Last month we finally moved my mom to South Florida to live with us. Which meant we needed to clean out 50 years of memories from my childhood home. Some of those memories were sad, some were funny, and some I just shook my head on (like 25 years of National Geographic's that she kept for an additional 31 years). At one point I thought she might be a mini hoarder! Her motto must have been "put it in the basement, Kim will deal with it when the time comes".
Well, the time came and I spent 10 days working on getting her ready to travel, picking out some things she needed, shipping some things that she wanted to keep, making arrangements with charities and family members that wanted things from the house. While juggling that, I interviewed agents to list the house, set up a grass cutter (2.3 acres of grass), and did my best to keep her calm and up beat even though inside I was becoming an emotional wreck.

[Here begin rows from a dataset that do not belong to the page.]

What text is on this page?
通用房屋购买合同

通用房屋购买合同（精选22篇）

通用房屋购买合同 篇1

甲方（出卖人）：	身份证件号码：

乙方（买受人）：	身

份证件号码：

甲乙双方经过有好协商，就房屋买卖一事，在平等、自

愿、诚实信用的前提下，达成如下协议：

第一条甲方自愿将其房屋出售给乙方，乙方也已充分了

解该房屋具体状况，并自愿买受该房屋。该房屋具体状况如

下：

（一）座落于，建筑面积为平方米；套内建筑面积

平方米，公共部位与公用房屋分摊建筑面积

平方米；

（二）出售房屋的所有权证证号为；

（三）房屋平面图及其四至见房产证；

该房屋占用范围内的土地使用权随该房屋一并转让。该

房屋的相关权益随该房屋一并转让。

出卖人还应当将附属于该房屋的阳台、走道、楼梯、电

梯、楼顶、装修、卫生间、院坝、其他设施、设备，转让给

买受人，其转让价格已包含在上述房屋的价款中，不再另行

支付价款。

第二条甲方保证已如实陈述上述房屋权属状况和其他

We work with people that are downsizing all the time--heck, I specialize in 55+ communities and absolutely love what I do! What I didn't see coming were the memories that I had to come to terms with which included losing my dad 31 years ago. Those memories hit me like a freight train coming out of no where. I never connected the dots before -- I felt close to my dad while visiting his work bench in the basement. It was the one area in the house that hadn't changed in 31 years, for some reason I never thought about it that way until I stood there looking at it and having an overwhelming urge to move the whole work bench to Florida. I settled for a couple pieces from his work bench, one of them is an old candy tin that holds some rusty bolts. It now has a place of honor on my desk.
When my husband and one of our sons went up to PA after we got my mom settled down here, they spent another week cleaning out everything, including the National Geographic's, thank goodness you can still burn trash on Saturday's back there! They got the house as ready as possible in the short time they had so that it could be listed. (I'm forever in their debt)
No doubt this has been a learning experience for all of us. For me in particular, it has taught me to find more patience and to look for the joy in the smallest things. The guys brought me a couple of those small things back when they returned, one was two bricks from the house so that I will always have a piece of my childhood home with me and the other, was my dads tool box, which brought me to tears of joy and a happy dance when I opened the trunk of the car.
Now, we will start the next hill on this roller coaster -- the house was listed this weekend: (yipeee) 628 Penn High Park Road, Jeannette, PA.